On the one hand, we convert the data so that it can be interpreted during regressions, and on the other hand, we match the time scales of each of the involved data frames.

In [24]:
data_france$GDP=as.numeric(data_france$GDP);
data_france$Inflation=as.numeric(data_france$Inflation);
data_france$`Commerce de détail`=as.numeric(data_france$`Commerce de détail`);
data_france$`Production Industrielle`=as.numeric(data_france$`Production Industrielle`);
data_france$`Secteur Manufacturier`=as.numeric(data_france$`Secteur Manufacturier`);
data_france$`Secteur logement`=as.numeric(data_france$`Secteur logement`);

data_france$Date = NULL;
Date = seq.Date(from = as.Date("1980-01-01"), to = as.Date("2022-05-01"), by = "month");
data_france = cbind(Date = Date, data_france);

In [25]:
dataFRA = merge(data_france, data_chocProd, by = "Date")
dataFRA = na.omit(dataFRA)
head(dataFRA)

Unnamed: 0_level_0,Date,GDP,Inflation,Commerce de détail,Production Industrielle,Secteur Manufacturier,Secteur logement,chocs_structProd
Unnamed: 0_level_1,<date>,<dbl>,<dbl>,<dbl>,<dbl>,<dbl>,<dbl>,<dbl>
1,1999-03-01,99.89168,78.47,65.19457,102.08,103.45,81.19554,1.68282002
2,1999-04-01,99.87429,78.69,64.99458,102.9,104.54,85.857,-1.50044193
3,1999-05-01,99.87847,78.7,65.39455,103.34,105.18,85.78204,-0.97698397
4,1999-06-01,99.92276,78.69,65.49454,104.75,106.35,80.76657,-0.0322695
5,1999-07-01,100.0119,78.48,65.9945,104.98,106.56,75.31637,0.04102183
6,1999-08-01,100.14257,78.61,64.19465,103.04,104.25,89.39433,0.28611752


Next, we use a for loop to iterate through each column in dataFRA, except for the first and last columns.
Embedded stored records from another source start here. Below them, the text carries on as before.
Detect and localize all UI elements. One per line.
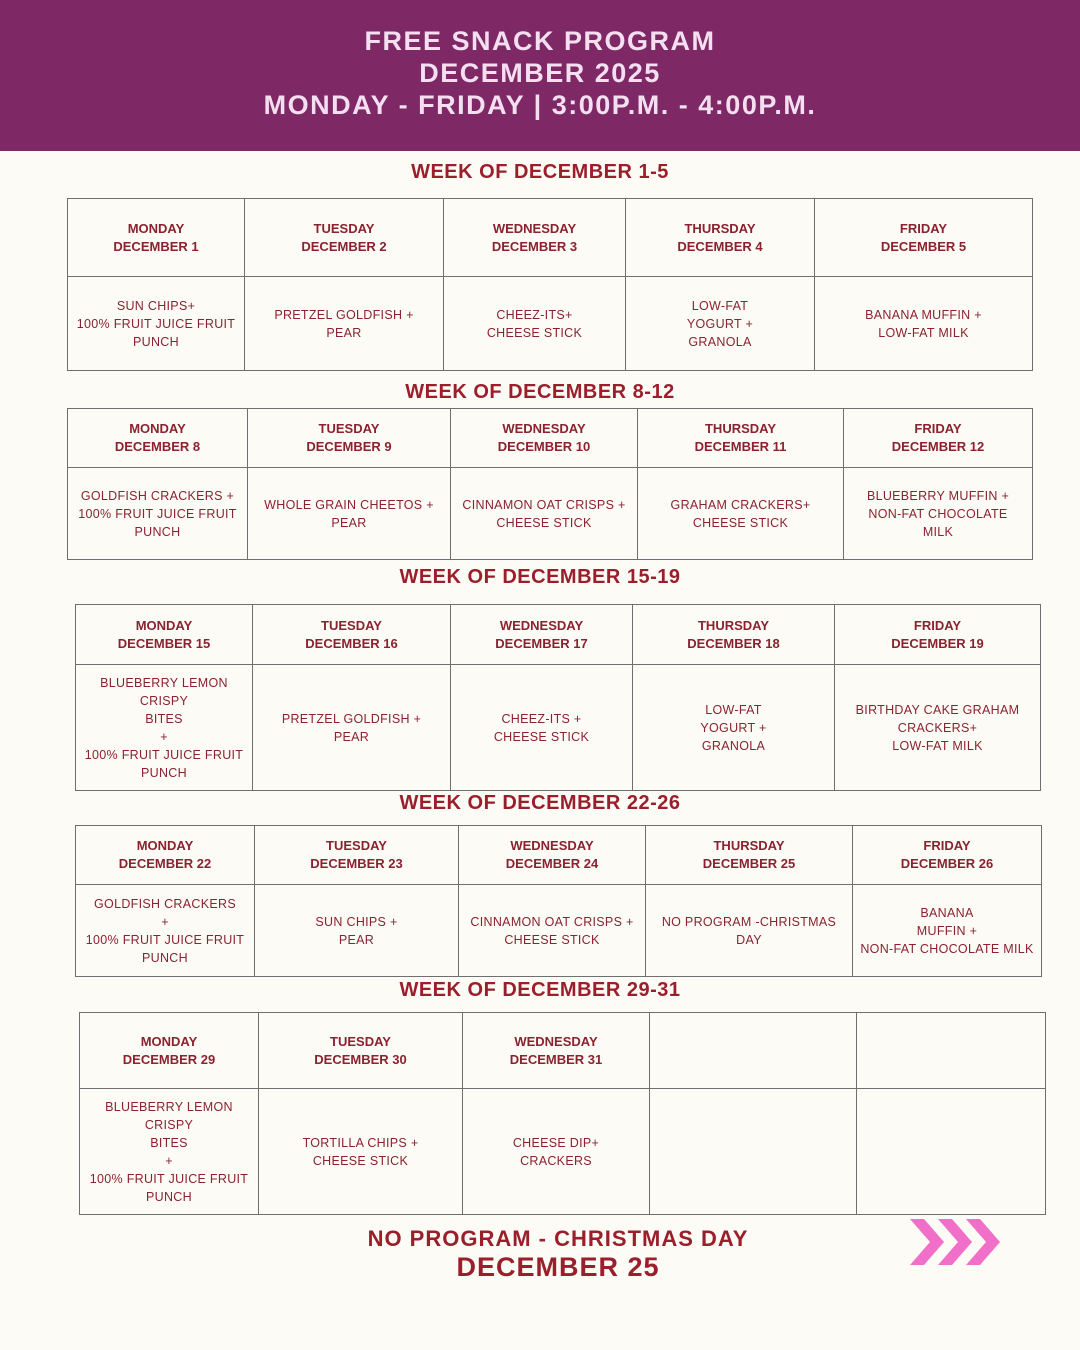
snack-item: BANANA MUFFIN + LOW-FAT MILK: [865, 307, 982, 340]
snack-row: [68, 468, 1033, 560]
snack-cell: [646, 885, 853, 977]
snack-item: GOLDFISH CRACKERS + 100% FRUIT JUICE FRUIT PUNCH: [85, 896, 245, 965]
snack-cell: [76, 885, 255, 977]
snack-cell: [68, 468, 248, 560]
day-name: WEDNESDAY: [514, 1033, 598, 1049]
day-name: WEDNESDAY: [492, 220, 577, 236]
day-date: DECEMBER 23: [310, 856, 403, 871]
day-name: MONDAY: [127, 220, 185, 236]
snack-item: SUN CHIPS + PEAR: [315, 914, 398, 947]
day-name: WEDNESDAY: [499, 617, 584, 633]
snack-cell: [451, 468, 638, 560]
snack-cell: [633, 665, 835, 791]
day-date: DECEMBER 17: [495, 635, 588, 651]
day-name: THURSDAY: [697, 617, 770, 633]
day-header-cell: [68, 409, 248, 468]
snack-item: SUN CHIPS+ 100% FRUIT JUICE FRUIT PUNCH: [76, 298, 236, 349]
snack-item: CHEESE DIP+ CRACKERS: [512, 1135, 600, 1168]
day-date: DECEMBER 3: [491, 238, 578, 254]
day-date: DECEMBER 5: [880, 238, 967, 254]
day-date: DECEMBER 9: [306, 439, 392, 454]
week-title: WEEK OF DECEMBER 8-12: [405, 381, 675, 403]
triple-chevron-right-icon: [910, 1219, 1002, 1265]
day-name: FRIDAY: [923, 838, 971, 853]
snack-row: [80, 1089, 1046, 1215]
snack-cell: [815, 277, 1033, 371]
week-table: [79, 1012, 1046, 1215]
snack-cell: [259, 1089, 463, 1215]
day-name: WEDNESDAY: [502, 421, 586, 436]
day-date: DECEMBER 2: [301, 238, 387, 254]
snack-cell: [76, 665, 253, 791]
day-name: TUESDAY: [326, 838, 387, 853]
day-header-cell: [633, 605, 835, 665]
snack-row: [68, 277, 1033, 371]
day-date: DECEMBER 11: [694, 439, 787, 454]
snack-item: CINNAMON OAT CRISPS + CHEESE STICK: [470, 914, 634, 947]
snack-item: GOLDFISH CRACKERS + 100% FRUIT JUICE FRUIT PUNCH: [78, 488, 237, 539]
snack-item: WHOLE GRAIN CHEETOS + PEAR: [264, 497, 434, 530]
day-header-cell: [815, 199, 1033, 277]
snack-item: CHEEZ-ITS + CHEESE STICK: [493, 711, 590, 744]
day-header-cell: [463, 1013, 650, 1089]
snack-item: BLUEBERRY LEMON CRISPY BITES + 100% FRUIT JUICE FRUIT PUNCH: [89, 1099, 249, 1204]
day-header-cell: [444, 199, 626, 277]
day-header-row: [76, 826, 1042, 885]
week-title: WEEK OF DECEMBER 22-26: [399, 792, 681, 814]
day-date: DECEMBER 12: [891, 439, 985, 454]
day-name: MONDAY: [136, 838, 194, 853]
day-header-cell: [835, 605, 1041, 665]
snack-cell: [844, 468, 1033, 560]
day-date: DECEMBER 31: [509, 1051, 603, 1067]
week-title: WEEK OF DECEMBER 1-5: [411, 161, 669, 183]
snack-item: GRAHAM CRACKERS+ CHEESE STICK: [670, 497, 811, 530]
day-header-row: [68, 409, 1033, 468]
day-name: THURSDAY: [684, 220, 756, 236]
snack-row: [76, 885, 1042, 977]
week-table: [75, 825, 1042, 977]
snack-item: CHEEZ-ITS+ CHEESE STICK: [486, 307, 583, 340]
program-title: FREE SNACK PROGRAM: [364, 26, 716, 56]
day-header-cell: [451, 605, 633, 665]
day-date: DECEMBER 8: [114, 439, 201, 454]
day-date: DECEMBER 18: [687, 635, 780, 651]
snack-cell: [245, 277, 444, 371]
snack-cell: [463, 1089, 650, 1215]
day-name: THURSDAY: [713, 838, 785, 853]
day-header-cell: [259, 1013, 463, 1089]
snack-cell: [80, 1089, 259, 1215]
day-date: DECEMBER 25: [702, 856, 796, 871]
day-header-row: [68, 199, 1033, 277]
day-name: FRIDAY: [913, 617, 962, 633]
day-header-row: [76, 605, 1041, 665]
day-date: DECEMBER 4: [677, 238, 763, 254]
day-date: DECEMBER 24: [505, 856, 599, 871]
day-name: TUESDAY: [318, 421, 380, 436]
day-name: TUESDAY: [313, 220, 375, 236]
day-date: DECEMBER 30: [314, 1051, 407, 1067]
day-name: MONDAY: [135, 617, 193, 633]
week-title: WEEK OF DECEMBER 29-31: [399, 979, 681, 1001]
day-header-cell: [646, 826, 853, 885]
snack-item: BLUEBERRY MUFFIN + NON-FAT CHOCOLATE MILK: [866, 488, 1010, 539]
closure-date: DECEMBER 25: [456, 1252, 660, 1282]
day-date: DECEMBER 16: [305, 635, 398, 651]
day-header-cell: [80, 1013, 259, 1089]
week-table: [67, 198, 1033, 371]
week-table: [67, 408, 1033, 560]
snack-cell: [853, 885, 1042, 977]
snack-row: [76, 665, 1041, 791]
snack-cell: [638, 468, 844, 560]
snack-item: TORTILLA CHIPS + CHEESE STICK: [302, 1135, 419, 1168]
day-date: DECEMBER 29: [122, 1051, 216, 1067]
day-header-cell: [626, 199, 815, 277]
day-date: DECEMBER 19: [891, 635, 984, 651]
snack-cell: [451, 665, 633, 791]
day-name: THURSDAY: [704, 421, 777, 436]
snack-item: LOW-FAT YOGURT + GRANOLA: [700, 702, 767, 753]
snack-cell: [835, 665, 1041, 791]
day-name: MONDAY: [129, 421, 186, 436]
day-date: DECEMBER 1: [113, 238, 199, 254]
snack-item: NO PROGRAM -CHRISTMAS DAY: [661, 914, 837, 947]
snack-item: PRETZEL GOLDFISH + PEAR: [274, 307, 414, 340]
week-title: WEEK OF DECEMBER 15-19: [399, 566, 681, 588]
snack-cell: [68, 277, 245, 371]
day-header-cell: [857, 1013, 1046, 1089]
day-header-cell: [253, 605, 451, 665]
snack-item: BIRTHDAY CAKE GRAHAM CRACKERS+ LOW-FAT MILK: [855, 702, 1020, 753]
day-header-cell: [255, 826, 459, 885]
day-date: DECEMBER 10: [497, 439, 591, 454]
program-schedule: MONDAY - FRIDAY | 3:00P.M. - 4:00P.M.: [263, 90, 817, 120]
snack-item: CINNAMON OAT CRISPS + CHEESE STICK: [462, 497, 626, 530]
day-header-cell: [650, 1013, 857, 1089]
day-header-cell: [451, 409, 638, 468]
snack-cell: [650, 1089, 857, 1215]
snack-item: LOW-FAT YOGURT + GRANOLA: [686, 298, 754, 349]
snack-cell: [444, 277, 626, 371]
snack-cell: [459, 885, 646, 977]
day-name: TUESDAY: [330, 1033, 391, 1049]
snack-item: PRETZEL GOLDFISH + PEAR: [281, 711, 422, 744]
snack-cell: [248, 468, 451, 560]
day-name: MONDAY: [140, 1033, 198, 1049]
snack-cell: [857, 1089, 1046, 1215]
day-date: DECEMBER 26: [900, 856, 994, 871]
day-name: FRIDAY: [914, 421, 962, 436]
snack-cell: [255, 885, 459, 977]
snack-cell: [626, 277, 815, 371]
day-header-cell: [245, 199, 444, 277]
day-header-cell: [68, 199, 245, 277]
day-header-cell: [459, 826, 646, 885]
day-header-cell: [76, 605, 253, 665]
snack-item: BANANA MUFFIN + NON-FAT CHOCOLATE MILK: [860, 905, 1034, 956]
snack-cell: [253, 665, 451, 791]
day-header-cell: [844, 409, 1033, 468]
snack-item: BLUEBERRY LEMON CRISPY BITES + 100% FRUIT JUICE FRUIT PUNCH: [84, 675, 244, 780]
day-header-cell: [76, 826, 255, 885]
day-date: DECEMBER 22: [118, 856, 212, 871]
day-name: TUESDAY: [321, 617, 382, 633]
page-header: [0, 0, 1080, 151]
day-date: DECEMBER 15: [117, 635, 211, 651]
week-table: [75, 604, 1041, 791]
day-header-cell: [248, 409, 451, 468]
day-name: WEDNESDAY: [510, 838, 594, 853]
program-month: DECEMBER 2025: [419, 58, 661, 88]
day-header-row: [80, 1013, 1046, 1089]
day-name: FRIDAY: [899, 220, 948, 236]
closure-notice: NO PROGRAM - CHRISTMAS DAY: [367, 1226, 749, 1251]
day-header-cell: [638, 409, 844, 468]
day-header-cell: [853, 826, 1042, 885]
For each column, we calculate the regression coefficients using the lagged values of chocs_structProd as the explaining variable. Then, we plot these 12 coefficients to visually represent how the impact of oil production structural shock varies over time for each variable in the data frame. The title of each plot is the corresponding column name in the data frame. This analysis provides a visual representation of the relationship between the impact of the structural shock in oil production and the other variables considered in the data frame over time.

In [26]:
invisible({
png("plot6.png", res = 100, height = 800 , width = 1000)
par(mfrow=c(3,2),mar=c(1, 6, 0.5, 1) + 1)
lags <- 1:12
for (col in colnames(dataFRA)[-c(1, length(colnames(dataFRA)))]) {
  coefficients = calculate_regression_coefficients(data = dataFRA, lags = lags,dataFRA$chocs_structProd,dataFRA[[col]])

  suppressWarnings({plot(c(1:12),coefficients$Coefficient, main = paste("12-month impact" ,col), xlab = "Forward (en mois)", ylab = "Reg coefs over time",'o-')
})
                  }
dev.off()
})

![Plot](graphs/plot6.png)

These results can then be used to provide analyses and impact studies in the field of public finance as well as fiscal policy, social policies, employment, sectoral policies, and more. In our context, this study project was conducted as an experimental initiative with the support of the French Treasury.